Повинуясь сигналу трубы, означавшему в данном случае приказ, блуждавшие по месту битвы мародеры поспешили к своим отрядам. Еще несколько секунд, и уже поворачивающиеся лицом к озеру часовые поторопили бы замешкавшегося на поле одиночку-бойца, вначале словесно, а затем и стрелами. Хоть Дарк был полностью не уверен в успехе своего недоработанного замысла, но делать нечего, нужно было либо срочно действовать, либо с позором сдаваться на милость врагу. Поскольку второе было абсолютно неприемлемо, Аламезу не оставалось ничего иного, как только рухнуть навзничь на груду мертвых тел и медленно, осторожно поползти по трупам, не спуская глаз с часовых.
Через нос моррон старался не дышать, рот держал лишь слегка приоткрытым, хоть это и не избавило его обоняние от массы неприятных запахов, а открытые участки лица и рук от неприятных соприкосновений с липкой слизью. О происхождении этой мерзкой субстанции противно было даже подумать, в лучшем случае это была всего лишь медленно густеющая кровь, в худшем – та же кровь, но только с примесью желудочных соков, вытекающих по капле наружу из распоротых брюшин.
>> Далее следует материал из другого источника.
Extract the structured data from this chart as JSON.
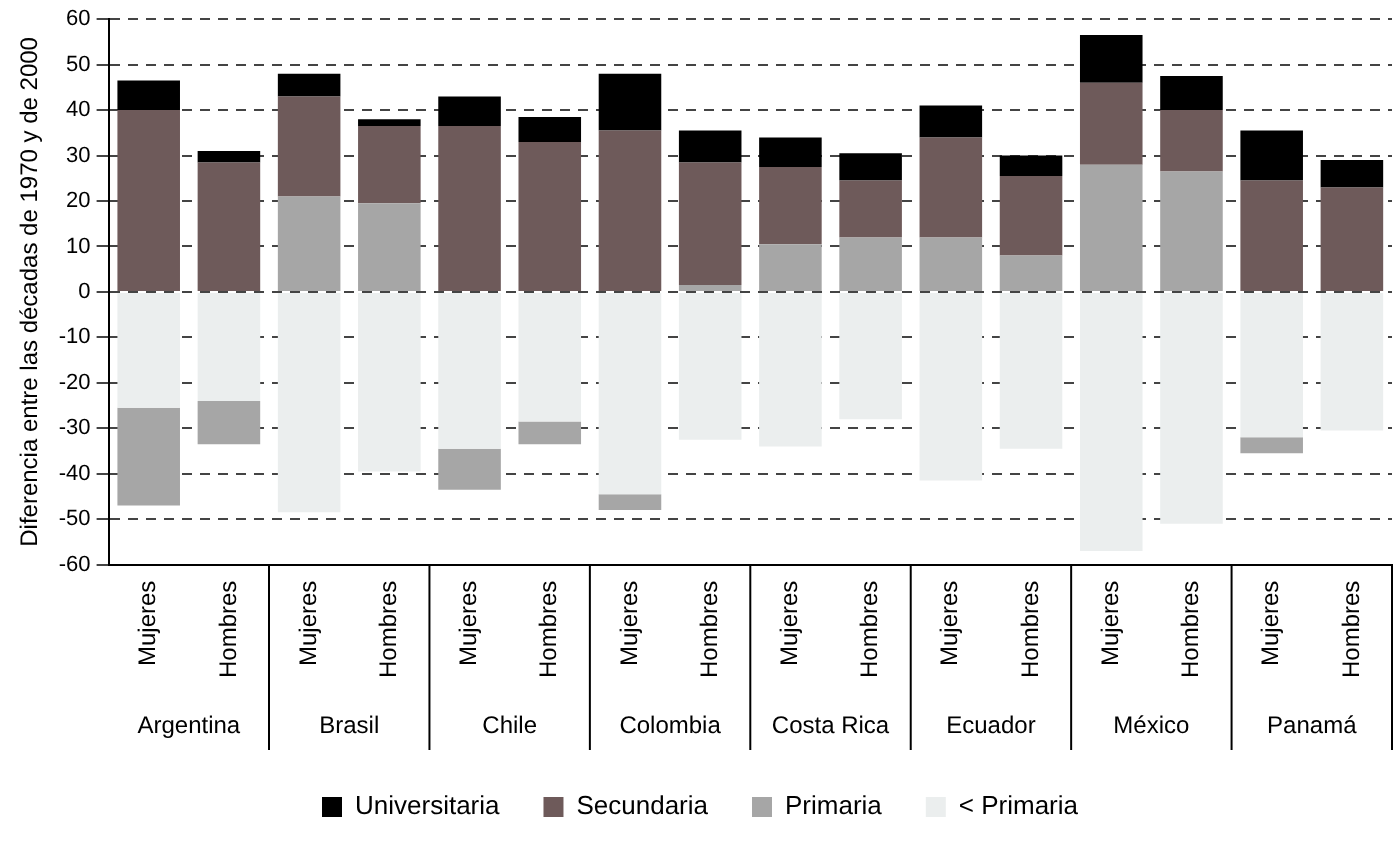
{
  "chart_data": {
    "type": "bar",
    "stacked": true,
    "ylabel": "Diferencia entre las décadas de 1970 y de 2000",
    "categories": [
      "Mujeres",
      "Hombres",
      "Mujeres",
      "Hombres",
      "Mujeres",
      "Hombres",
      "Mujeres",
      "Hombres",
      "Mujeres",
      "Hombres",
      "Mujeres",
      "Hombres",
      "Mujeres",
      "Hombres",
      "Mujeres",
      "Hombres"
    ],
    "annotations": [
      "Argentina",
      "Brasil",
      "Chile",
      "Colombia",
      "Costa Rica",
      "Ecuador",
      "México",
      "Panamá"
    ],
    "series": [
      {
        "name": "< Primaria",
        "color": "#ebeeee",
        "values": [
          -25.5,
          -24,
          -48.5,
          -39.5,
          -34.5,
          -28.5,
          -44.5,
          -32.5,
          -34,
          -28,
          -41.5,
          -34.5,
          -57,
          -51,
          -32,
          -30.5
        ]
      },
      {
        "name": "Primaria",
        "color": "#a6a6a6",
        "values": [
          -21.5,
          -9.5,
          21,
          19.5,
          -9,
          -5,
          -3.5,
          1.5,
          10.5,
          12,
          12,
          8,
          28,
          26.5,
          -3.5,
          0
        ]
      },
      {
        "name": "Secundaria",
        "color": "#6e5a5a",
        "values": [
          40,
          28.5,
          22,
          17,
          36.5,
          33,
          35.5,
          27,
          17,
          12.5,
          22,
          17.5,
          18,
          13.5,
          24.5,
          23
        ]
      },
      {
        "name": "Universitaria",
        "color": "#000000",
        "values": [
          6.5,
          2.5,
          5,
          1.5,
          6.5,
          5.5,
          12.5,
          7,
          6.5,
          6,
          7,
          4.5,
          10.5,
          7.5,
          11,
          6
        ]
      }
    ],
    "ylim": [
      -60,
      60
    ],
    "yticks": [
      -60,
      -50,
      -40,
      -30,
      -20,
      -10,
      0,
      10,
      20,
      30,
      40,
      50,
      60
    ],
    "grid": "y",
    "legend": "bottom"
  }
}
Прогулка по-пластунски была омерзительной, но позволила Дарку незаметно проползти сквозь цепь часовых. Дело было даже не в том, что шеварийские караульные были брезгливы и старались не замечать, что вокруг них лежат кучи мертвых тел, чересчур быстро разлагающихся и отвратно пахнущих. Суть замысла моррона крылась в том, что искусственное освещение, особенности которого он уже постиг, не позволяло видеть часовым мелкие детали и замечать изменения на почти однородном, монотонном темно-зеленом фоне, простирающемся как вдали от них, так и прямо у них под ногами. Если бы Дарк шел в полный рост, то был бы как на ладони, но когда он пополз по трупам, то фактически превратился в невидимку.
За пять минут, которые потом было противно вспоминать, моррон беспрепятственно добрался до баррикады и скрылся за ней. Теперь ему уже ничто не мешало подняться в полный рост и бегом добраться до распахнутых настежь ворот, за которыми простирался неизвестный мир махаканских подземелий. На этот раз никто не пытался Дарка остановить ни руганью, ни болезненными ударами в живот. Великий Горн удлинил «поводок», на котором держал позаимствованного на время моррона.
* * *
Подземный мир махаканских пещер пленил Аламеза своей диковинной красотой и яркостью красок, однако не заставил позабыть о делах, срочность которых то и дело подтверждали звуки походных труб, доносившиеся с захваченной пограничной заставы. Проведя перекличку, но так и не обнаружив в своих рядах чужака, шеварийские войска готовились к броску, а значит, фора моррона составляла не более десяти-пятнадцати минут.
Медленно обведя взором нереально красивый, изобилующий цветами и многообразием их бесчисленных оттенков пейзаж открывшегося перед ним подземного ландшафта, Дарк печально вздохнул. К сожалению, он должен был убить в себе ценителя прекрасного и продолжить путь, хоть мог любоваться часами высокими пещерными сводами и диковинной растительностью, покрывавшей пестрым ковром не только обочину аккуратно вымощенной кирпичом и ничуть не пострадавшей за долгие десятилетия запустения караванной дороги, но и неровные, покатые стены огромной подземной расщелины. Вместо этого моррону приходилось заниматься куда менее приятными, но насущными и жизненно важными делами.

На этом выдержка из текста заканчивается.